Much of the disorganised commissioning is laid bare in the 32 Ofsted area SEND inspections that have taken place since January last year. Overall, nine (28 per cent) were graded 3 (‘systemic failings’), the same percentage grade 1 (‘typically positive’), while 14 (44 per cent) were grade 2 ‘inconsistent’.

The reports are particularly critical of post-16 SEND arrangements. Only a quarter were generally positive, 16 per cent mixed and 59 per cent poor, our analysis revealed.

Ofsted found that in North Northamptonshire, “inaccurate” EHCPs do not support students to “access appropriate placements”.

In Bury (a safety valve council) inspectors reported “systemic failings” – with no provision in place for 18 to 25-year-olds to access an ADHD or autism assessment.

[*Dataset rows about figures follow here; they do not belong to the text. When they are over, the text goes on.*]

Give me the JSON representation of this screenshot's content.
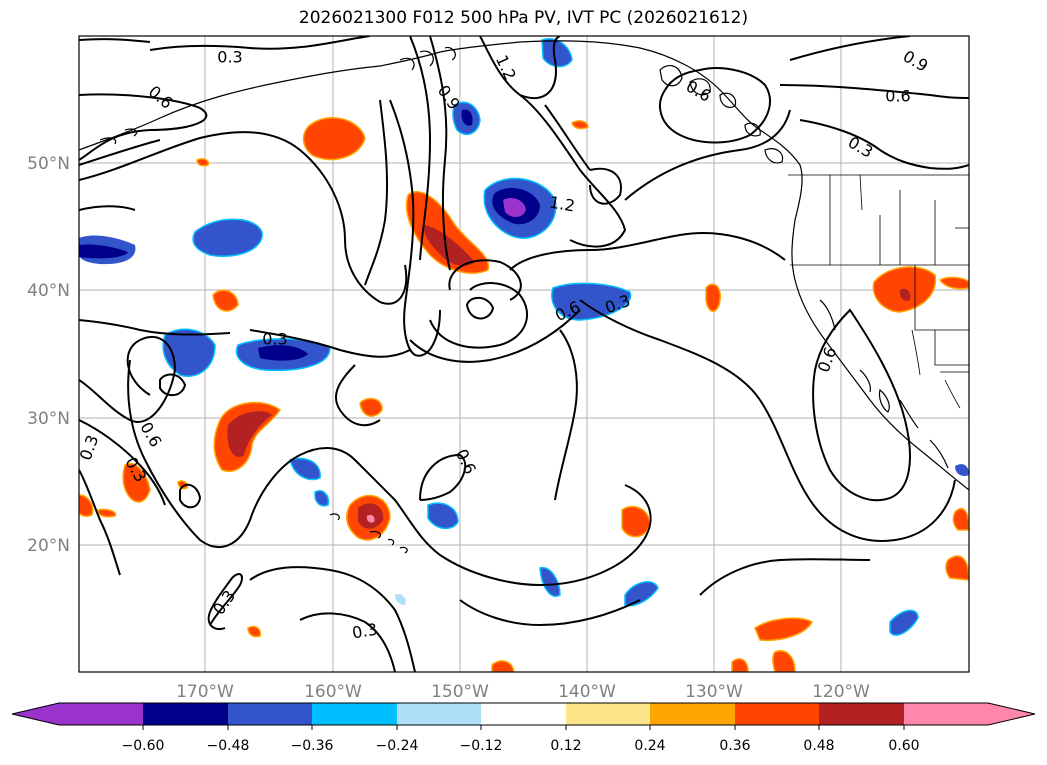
{
  "title": "2026021300 F012 500 hPa PV, IVT PC (2026021612)",
  "lat_labels": [
    "50°N",
    "40°N",
    "30°N",
    "20°N"
  ],
  "lon_labels": [
    "170°W",
    "160°W",
    "150°W",
    "140°W",
    "130°W",
    "120°W"
  ],
  "colorbar": {
    "tick_labels": [
      "−0.60",
      "−0.48",
      "−0.36",
      "−0.24",
      "−0.12",
      "0.12",
      "0.24",
      "0.36",
      "0.48",
      "0.60"
    ],
    "colors": [
      "#9933cc",
      "#00008b",
      "#3355cc",
      "#00bfff",
      "#aee0f8",
      "#ffffff",
      "#fde68a",
      "#ffa500",
      "#ff4500",
      "#b22222",
      "#ff88aa"
    ]
  },
  "contour_labels": [
    "0.3",
    "0.6",
    "0.9",
    "1.2",
    "0.6",
    "0.9",
    "0.6",
    "0.3",
    "1.2",
    "0.3",
    "0.6",
    "0.3",
    "0.6",
    "0.3",
    "0.6",
    "0.3",
    "0.3",
    "0.3",
    "0.6"
  ]
}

In Haringey, EHCPs “do not adequately address preparation for adulthood”.

However, Middlesbrough was praised for how “young people learn about pathways” to FE. In Oxfordshire planning for adult transition was found to be “coordinated” and avoided “delays”.

Some councils are keen to engage more with colleges around SEND provision. Hertfordshire Council was last year criticised by Ofsted for “systemic failings” and admitted that until recently, “increasing demand coupled with resource constraints, high sickness levels and high staff turnover has led to strain on existing systems”.

But after a meeting was arranged in April with representatives from four Hertfordshire colleges and then Watford MP Dean Russell, the council launched a “new regional partnership”, including colleges in strategic planning for specialist provision and high-needs funding discussions.